# First four Project Euler in Scala

I was working on teaching myself some Scala and decided to tackle some Project Euler problems. The first four of these turned out to be one liners.

/* Find the sum of all the multiples of 3 or 5 below 1000 */
object Problem1 extends App {
println((1 to 999).filter((i: Int) => i % 3 == 0 || i % 5 == 0).sum)
}

/* By considering the terms in the Fibonacci sequence whose values do not
exceed four million, find the sum of the even-valued terms. */
object Problem2 extends App {
def fib: Stream[Long] = {
def tail(h: Long, n: Long): Stream[Long] = h #:: tail(n, h+n)
tail(0,1)
}

println(fib.takeWhile(_ < 4000000).filter(_ % 2 == 0).sum)
}

/* What is the largest prime factor of the number 600851475143? */
object Problem3 extends App {
val v = BigInt("600851475143")
val z = BigInt(0)

println(PrimeSeq.ps.takeWhile{p => v.>(BigInt(p).pow(2))}.filter(v.%(_) == z).max)
}

/* Find the largest palindrome made from the product of two 3-digit numbers. */
object Problem4 extends App {
def isPalindrome (a:Int) : Boolean = {
a.toString.equals(a.toString.reverse)
}

println((100 to 999).map { rangeIdx => (rangeIdx to 999).map{ i => i * rangeIdx}.map{ x => if(isPalindrome(x)) x else 0}.max }.max)
}


PrimeSeq is in a separate object because I expect that I'll be using it again in the future and is included here for completeness. The code itself is from this StackOverflow question and isn't code I wrote.

object PrimeSeq {
lazy val ps: Stream[Int] = 2 #:: Stream.from(3).filter(i =>
ps.takeWhile{j => j * j <= i}.forall{ k => i % k > 0})
}


I am most interested in the idiomatic corrections of the Scala code, though other parts will be of interesting too.

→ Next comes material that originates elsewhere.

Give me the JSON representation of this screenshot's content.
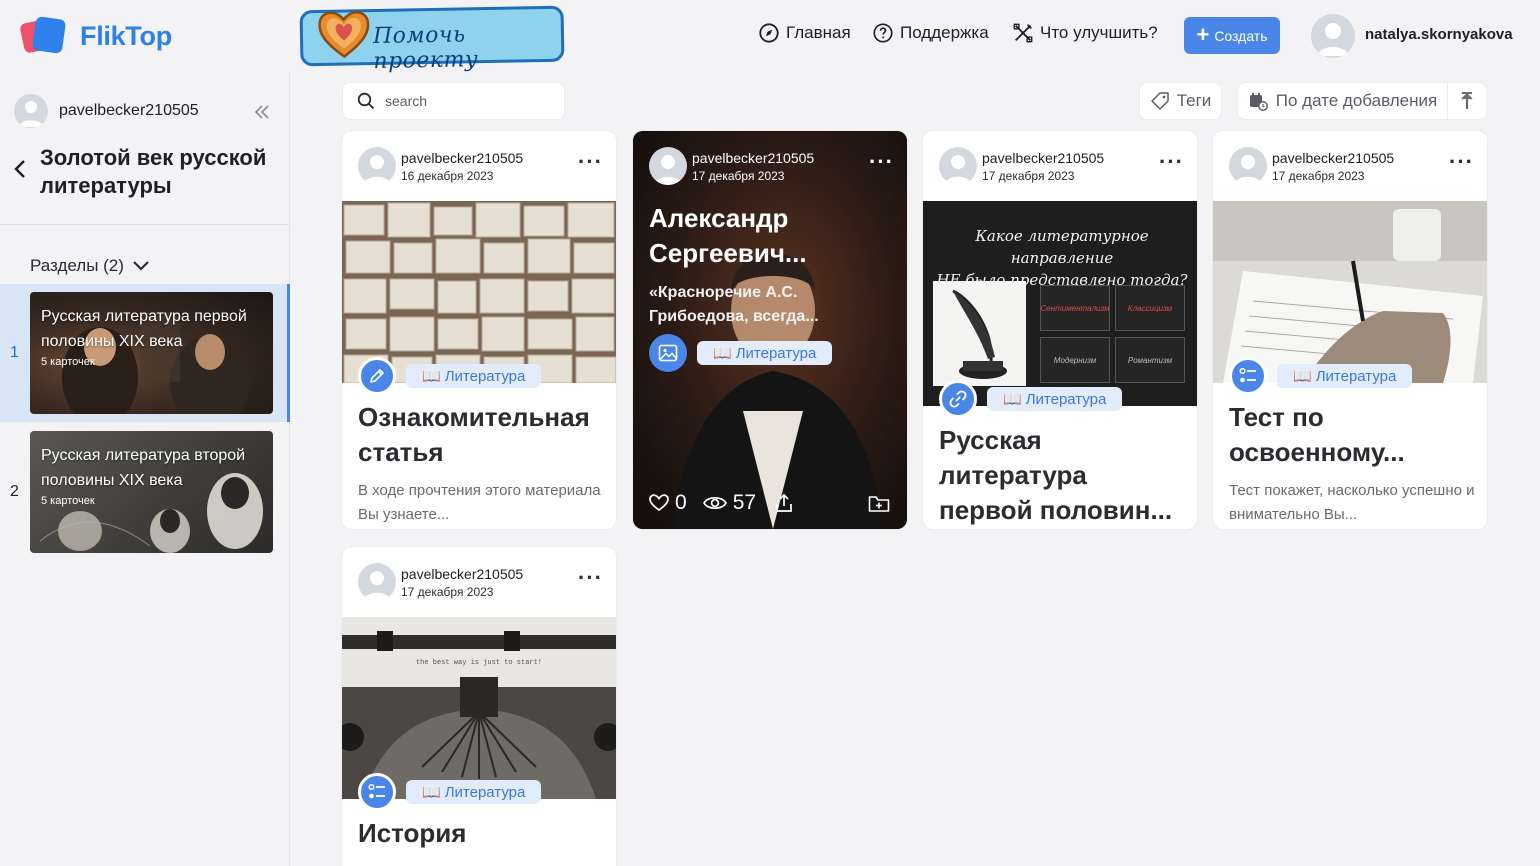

• Hmmm 4 questions in 1. Is it still Black Friday somewhere? Or is there a hat-for-that? ;-) – rolfl Dec 15 '14 at 0:13
• @rolfl I thought about that... though it seemed a bit wasteful for four questions for what amounts to one line of code each. – user22048 Dec 15 '14 at 0:16
• I'm inclined to let it go through as 1 question. The code volume is small, and the only person who really suffers is you (with reduced votes in total). – rolfl Dec 15 '14 at 0:18
• Please summarize the challenges in your question. – 200_success Dec 15 '14 at 6:17
• Your PrimeSeq will be very inefficient for bigger primes, as it performs worse than the sieve of Eratosthenes. See cs.hmc.edu/~oneill/papers/Sieve-JFP.pdf for a good explanation and implementation (the Haskell code there can be written pretty much the same way in Scala). – Landei Dec 15 '14 at 9:30

You should avoid the natural tendency in Scala to make everything a one-liner. It hinders the readability and maintainability of the code. I don't think it's much of a problem in the first two, but the third and fourth solutions seem a bit cryptic. In most cases the compiler will collapse your more verbose collection of defs down to the same result as your one-liner, but the multiple defs are easier to grok for humans.

I can simplify Problem4 with filter and flatten to reduce the lists without resorting to use of '0' as a placeholder for "not to be considered".

println( (100 to 999).map(x=>(x to 999).map(_*x).filter(isPalindrome)).flatten.max)


But it still reads better to me if not so composed.

For example:

  def products = (100 to 999).map(x=>(x to 999).map(_*x)).flatten
def palProducts = products.filter(isPalindrome)
println( palProducts.max )


Even that combines too much in products, I think. For-comprehension can make it more readable even without separate defs:

  def palProducts =
for { a <- (100 to 999)
b <- (  a to 999)
c = a*b
if (isPalindrome(c)) } yield c

println( palProducts.max )


Also, you should add @tailrec annotations to code which is reliant on being tail-recursive, only to prevent them becoming non-tailrec through some accidental change in the future. This is a minor quibble in these small examples, but it will become more important in larger projects.